Resource Agent for PostgreSQL 9.1 streaming replication (for pg rex branch) - t-matsuo/resource-agents GitHub Wiki

(Thanks for translation, Mr. Yoshiharu Mori)

Bug report : https://github.com/t-matsuo/resource-agents/issues

This document is written for "pg-rex" branch. "pg-rex" branch is Maintenance Version. "pgsql91" branch is Development Version.

Outline

A synchronous replication was supported as a new feature in PostgreSQL 9.1. Pacemeker Resource agent (RA) for synchronous/asynchronous replication of PostgreSQL 9.1 is developed based on the pgsql resource agent of the Heartbeat community.

Term

The term was used in this document.

RA
- Resource agent
Master,Slave
- the state of Master/Slave resource of Pacemaker
PRI
- PostgreSQL works as Primary. The request of Read/Write can be processed in PRI as well as usual PostgreSQL, and data for the replication can be transmitted. Master of Pacemaker is basically corresponding to this state. At a synchronous replication, The transaction is stopped when the response from Standy PostgreSQL(HS) is lost.
HS
- PostgreSQL works as Hot Standby. Only the request of Read is available. The data of the replication can be received from PRI. Because PostgreSQL cannot change the state from PRI to HS directory, the state may not be constistent to Slave of Pacemaker though the state changes to Pacemaker with Master-> Slave.
Asynchronous mode
- Make the asynchronization replication of PostgreSQL HA cluster with RA. Only when HS works normally by the asynchronization replication, the failover of Master is possible.
Synchronous mode
- Make the synchronous replication of PostgreSQL HA cluster with RA. HS works as the synchronous mode as a normal, However, HS's breaking down or removing LAN HS move to asynchronization mode (automatic switch). Only when HS works as a synchronous mode, the failover of Master is possible.
Replication mode
- The asynchronous mode and the synchronous mode are generically called a replication mode.
Replication mode switch
- At the synchronous mode, The Replication mode switches the synchronous to the asynchronous replication.
D-LAN
- LAN that throws packet of data replication. Please use bonding for the fault tolerance.
S-LAN
- LAN to provide service. In the current Act-Standby composition, it is equal to LAN that gives virtual IP. Please use bonding for the fault tolerance.
IC-LAN
- LAN (inter connection LAN) that throws packet of communication of heartbeat of Pacemaker. Two or more is recommended.

Function

Failover of Master

RA manages the Master when PostgreSQL is PRI, the Slave when PostgreSQL is HS. If PRI breaks down, RA detects this fault and makes PRI to stop, and HS is promoted to new PRI (promote).

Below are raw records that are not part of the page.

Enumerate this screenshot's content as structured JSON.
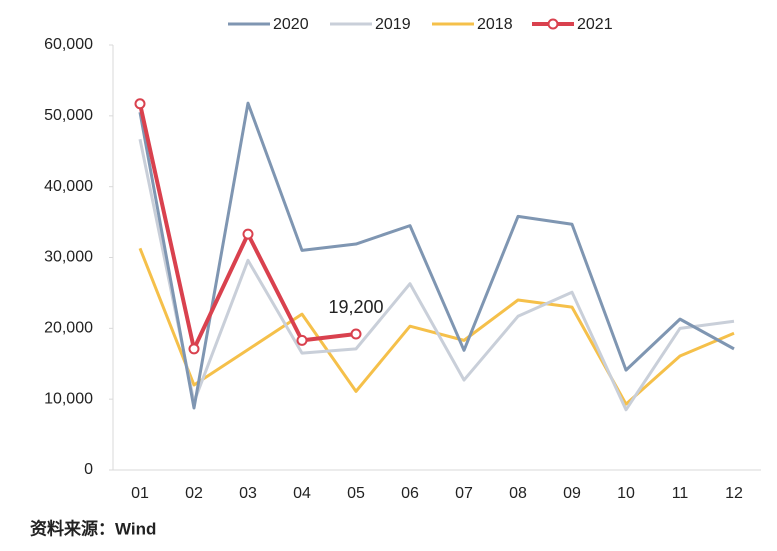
{
  "chart_data": {
    "type": "line",
    "categories": [
      "01",
      "02",
      "03",
      "04",
      "05",
      "06",
      "07",
      "08",
      "09",
      "10",
      "11",
      "12"
    ],
    "series": [
      {
        "name": "2020",
        "color": "#7f96b2",
        "values": [
          50500,
          8750,
          51800,
          31000,
          31900,
          34500,
          16900,
          35800,
          34700,
          14100,
          21300,
          17100
        ]
      },
      {
        "name": "2019",
        "color": "#c9cfd9",
        "values": [
          46700,
          9600,
          29600,
          16500,
          17100,
          26300,
          12700,
          21700,
          25100,
          8500,
          20000,
          21000
        ]
      },
      {
        "name": "2018",
        "color": "#f5c04a",
        "values": [
          31300,
          12000,
          17000,
          22000,
          11100,
          20300,
          18300,
          24000,
          23000,
          9300,
          16100,
          19300
        ]
      },
      {
        "name": "2021",
        "color": "#d9414e",
        "markers": true,
        "values": [
          51700,
          17100,
          33300,
          18300,
          19200,
          null,
          null,
          null,
          null,
          null,
          null,
          null
        ],
        "value_labels": [
          null,
          null,
          null,
          null,
          "19,200",
          null,
          null,
          null,
          null,
          null,
          null,
          null
        ]
      }
    ],
    "ylim": [
      0,
      60000
    ],
    "yticks": [
      0,
      {
        "value": 10000,
        "label": "10,000"
      },
      {
        "value": 20000,
        "label": "20,000"
      },
      {
        "value": 30000,
        "label": "30,000"
      },
      {
        "value": 40000,
        "label": "40,000"
      },
      {
        "value": 50000,
        "label": "50,000"
      },
      {
        "value": 60000,
        "label": "60,000"
      }
    ],
    "grid": false,
    "legend": "top",
    "source": "资料来源：Wind"
  }
}
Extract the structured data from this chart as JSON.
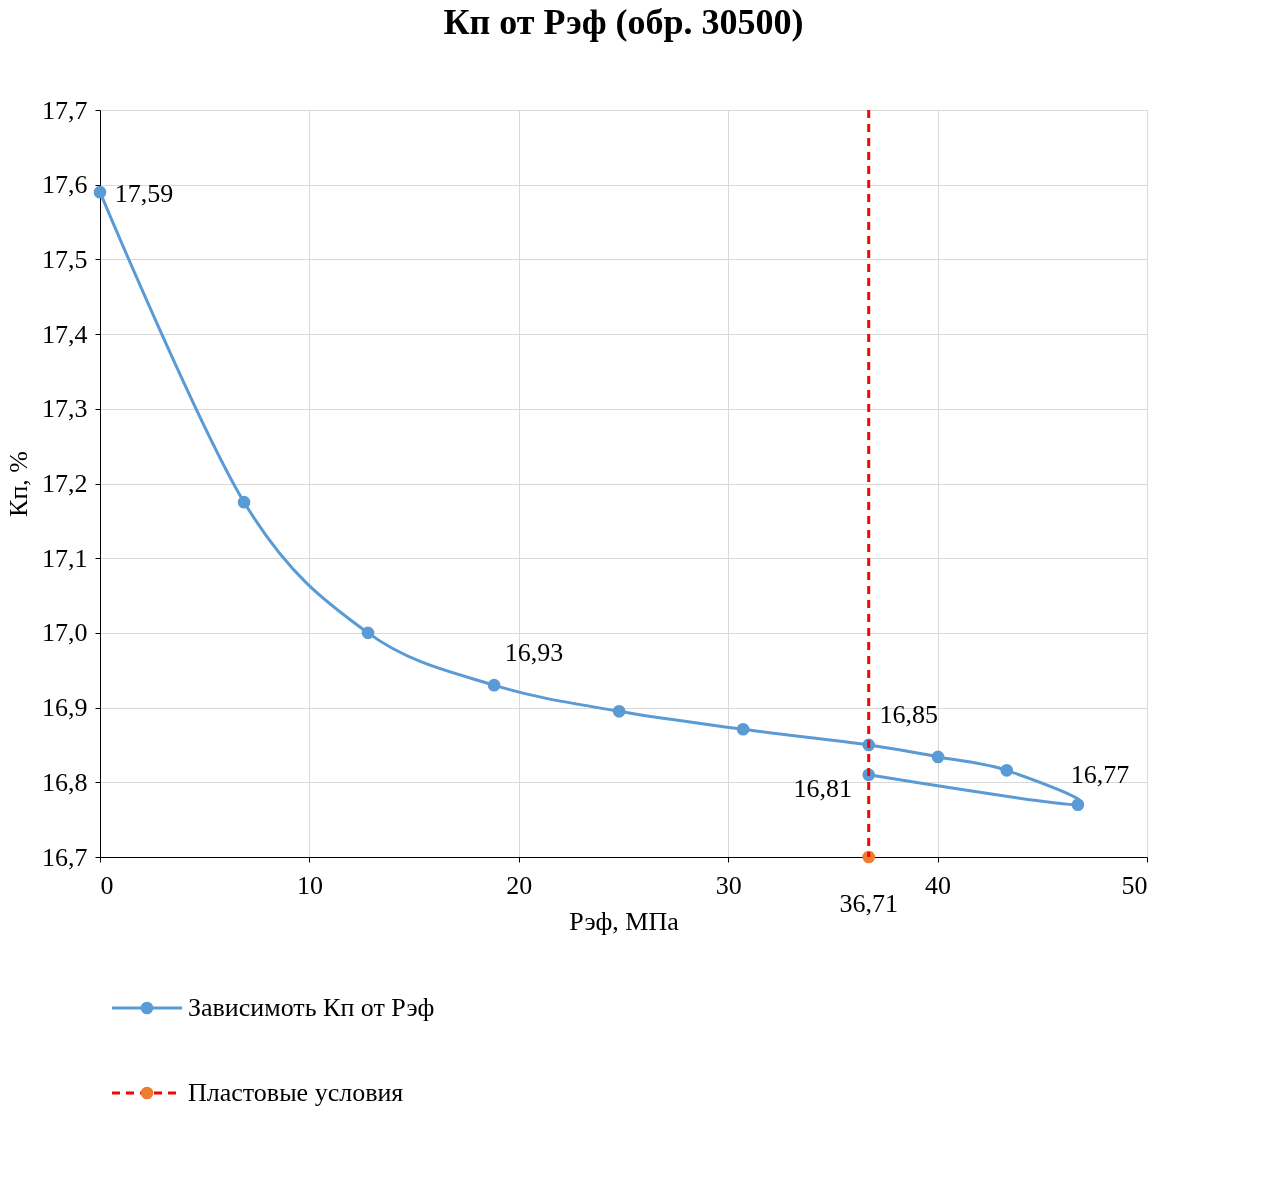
{
  "chart_data": {
    "type": "line",
    "title": "Кп от Рэф (обр. 30500)",
    "xlabel": "Рэф, МПа",
    "ylabel": "Кп, %",
    "xlim": [
      0,
      50
    ],
    "xticks": [
      0,
      10,
      20,
      30,
      40,
      50
    ],
    "ylim": [
      16.7,
      17.7
    ],
    "yticks": [
      {
        "value": 16.7,
        "label": "16,7"
      },
      {
        "value": 16.8,
        "label": "16,8"
      },
      {
        "value": 16.9,
        "label": "16,9"
      },
      {
        "value": 17.0,
        "label": "17,0"
      },
      {
        "value": 17.1,
        "label": "17,1"
      },
      {
        "value": 17.2,
        "label": "17,2"
      },
      {
        "value": 17.3,
        "label": "17,3"
      },
      {
        "value": 17.4,
        "label": "17,4"
      },
      {
        "value": 17.5,
        "label": "17,5"
      },
      {
        "value": 17.6,
        "label": "17,6"
      },
      {
        "value": 17.7,
        "label": "17,7"
      }
    ],
    "grid": true,
    "legend": "bottom",
    "marker": "circle",
    "line_style": "solid",
    "series": [
      {
        "name": "Зависимоть Кп от Рэф",
        "color": "#5b9bd5",
        "x": [
          0,
          6.88,
          12.8,
          18.82,
          24.79,
          30.71,
          36.71,
          40.02,
          43.3,
          46.7,
          36.71
        ],
        "values": [
          17.59,
          17.175,
          17.0,
          16.93,
          16.895,
          16.871,
          16.85,
          16.834,
          16.816,
          16.77,
          16.81
        ],
        "value_labels": [
          "17,59",
          null,
          null,
          "16,93",
          null,
          null,
          "16,85",
          null,
          null,
          "16,77",
          "16,81"
        ]
      },
      {
        "name": "Пластовые условия",
        "type": "scatter",
        "color": "#ed7d31",
        "x": [
          36.71
        ],
        "values": [
          16.7
        ]
      }
    ],
    "ref_lines": [
      {
        "axis": "x",
        "value": 36.71,
        "label": "36,71",
        "color": "#ff0000",
        "line_style": "dashed"
      }
    ]
  }
}
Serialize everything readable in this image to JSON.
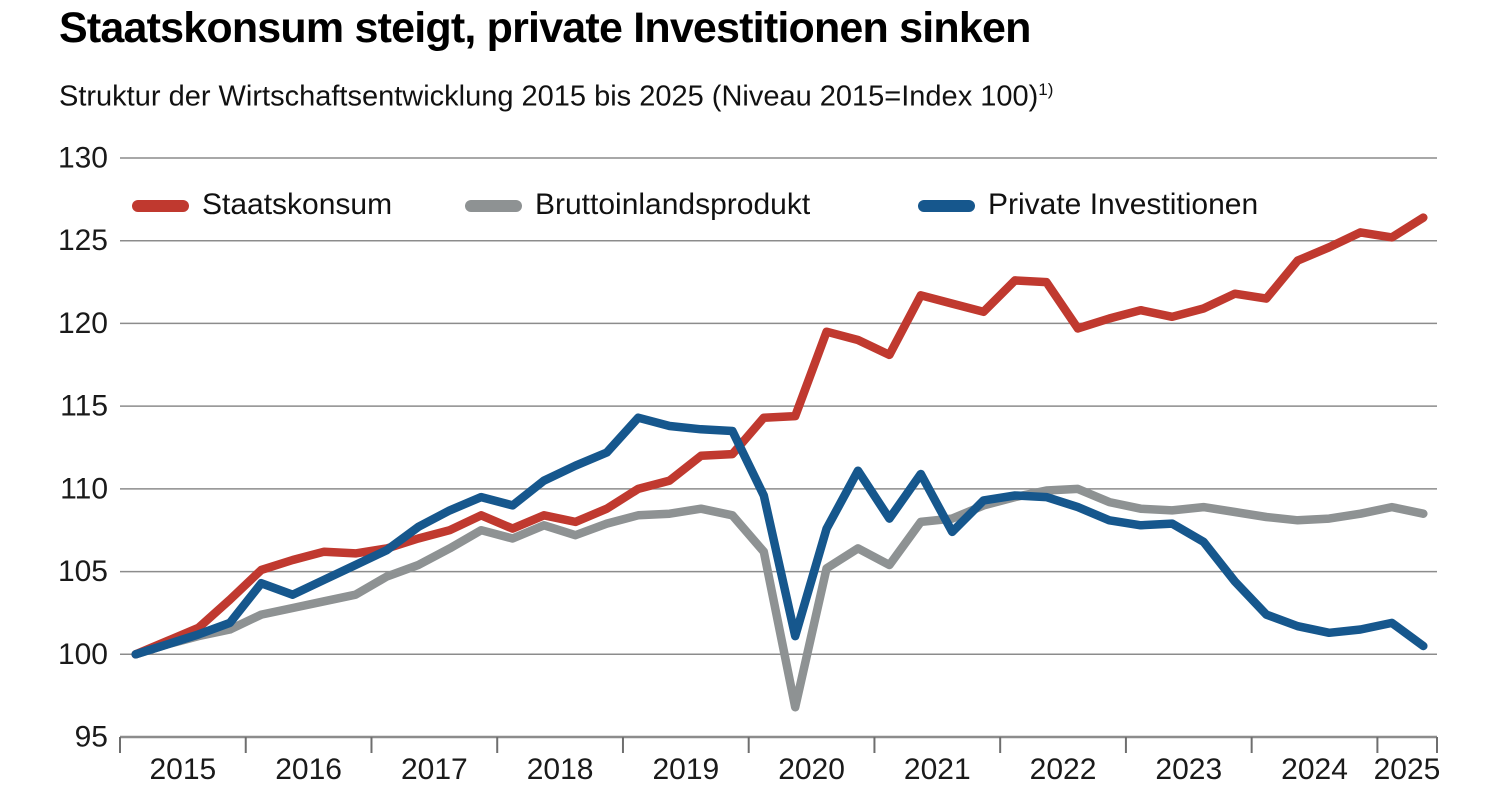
{
  "page": {
    "title": "Staatskonsum steigt, private Investitionen sinken",
    "subtitle": "Struktur der Wirtschaftsentwicklung 2015 bis 2025 (Niveau 2015=Index 100)",
    "footnote_marker": "1)"
  },
  "chart_data": {
    "type": "line",
    "title": "Staatskonsum steigt, private Investitionen sinken",
    "subtitle": "Struktur der Wirtschaftsentwicklung 2015 bis 2025 (Niveau 2015=Index 100)1)",
    "legend_position": "top-left-inside",
    "grid": "horizontal",
    "quarters": [
      "2015 Q1",
      "2015 Q2",
      "2015 Q3",
      "2015 Q4",
      "2016 Q1",
      "2016 Q2",
      "2016 Q3",
      "2016 Q4",
      "2017 Q1",
      "2017 Q2",
      "2017 Q3",
      "2017 Q4",
      "2018 Q1",
      "2018 Q2",
      "2018 Q3",
      "2018 Q4",
      "2019 Q1",
      "2019 Q2",
      "2019 Q3",
      "2019 Q4",
      "2020 Q1",
      "2020 Q2",
      "2020 Q3",
      "2020 Q4",
      "2021 Q1",
      "2021 Q2",
      "2021 Q3",
      "2021 Q4",
      "2022 Q1",
      "2022 Q2",
      "2022 Q3",
      "2022 Q4",
      "2023 Q1",
      "2023 Q2",
      "2023 Q3",
      "2023 Q4",
      "2024 Q1",
      "2024 Q2",
      "2024 Q3",
      "2024 Q4",
      "2025 Q1",
      "2025 Q2"
    ],
    "axes": {
      "ylim": [
        95,
        130
      ],
      "yticks": [
        95,
        100,
        105,
        110,
        115,
        120,
        125,
        130
      ],
      "xticklabels": [
        "2015",
        "2016",
        "2017",
        "2018",
        "2019",
        "2020",
        "2021",
        "2022",
        "2023",
        "2024",
        "2025"
      ]
    },
    "series": [
      {
        "id": "staatskonsum",
        "name": "Staatskonsum",
        "color": "#c0392f",
        "values": [
          100.0,
          100.8,
          101.6,
          103.3,
          105.1,
          105.7,
          106.2,
          106.1,
          106.4,
          107.0,
          107.5,
          108.4,
          107.6,
          108.4,
          108.0,
          108.8,
          110.0,
          110.5,
          112.0,
          112.1,
          114.3,
          114.4,
          119.5,
          119.0,
          118.1,
          121.7,
          121.2,
          120.7,
          122.6,
          122.5,
          119.7,
          120.3,
          120.8,
          120.4,
          120.9,
          121.8,
          121.5,
          123.8,
          124.6,
          125.5,
          125.2,
          126.4
        ]
      },
      {
        "id": "bruttoinlandsprodukt",
        "name": "Bruttoinlandsprodukt",
        "color": "#8e9293",
        "values": [
          100.0,
          100.6,
          101.1,
          101.5,
          102.4,
          102.8,
          103.2,
          103.6,
          104.7,
          105.4,
          106.4,
          107.5,
          107.0,
          107.8,
          107.2,
          107.9,
          108.4,
          108.5,
          108.8,
          108.4,
          106.2,
          96.8,
          105.2,
          106.4,
          105.4,
          108.0,
          108.2,
          109.0,
          109.5,
          109.9,
          110.0,
          109.2,
          108.8,
          108.7,
          108.9,
          108.6,
          108.3,
          108.1,
          108.2,
          108.5,
          108.9,
          108.5
        ]
      },
      {
        "id": "private-investitionen",
        "name": "Private Investitionen",
        "color": "#16578d",
        "values": [
          100.0,
          100.6,
          101.2,
          101.9,
          104.3,
          103.6,
          104.5,
          105.4,
          106.3,
          107.7,
          108.7,
          109.5,
          109.0,
          110.5,
          111.4,
          112.2,
          114.3,
          113.8,
          113.6,
          113.5,
          109.6,
          101.1,
          107.6,
          111.1,
          108.2,
          110.9,
          107.4,
          109.3,
          109.6,
          109.5,
          108.9,
          108.1,
          107.8,
          107.9,
          106.8,
          104.4,
          102.4,
          101.7,
          101.3,
          101.5,
          101.9,
          100.5
        ]
      }
    ]
  }
}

Automated discrimination of data old and new when initial starts

When Pacemaker of two or more nodes is started at the same time in the initial starts, RA compare the data of each node using last xlog replay location to check which node has the newest data. The node which has the newest data will be PRI. Of cource the node becomes PRI when Pacemaker is started only one node or it starts for the first time too. RA judges it based on the state of the data when having stopped before.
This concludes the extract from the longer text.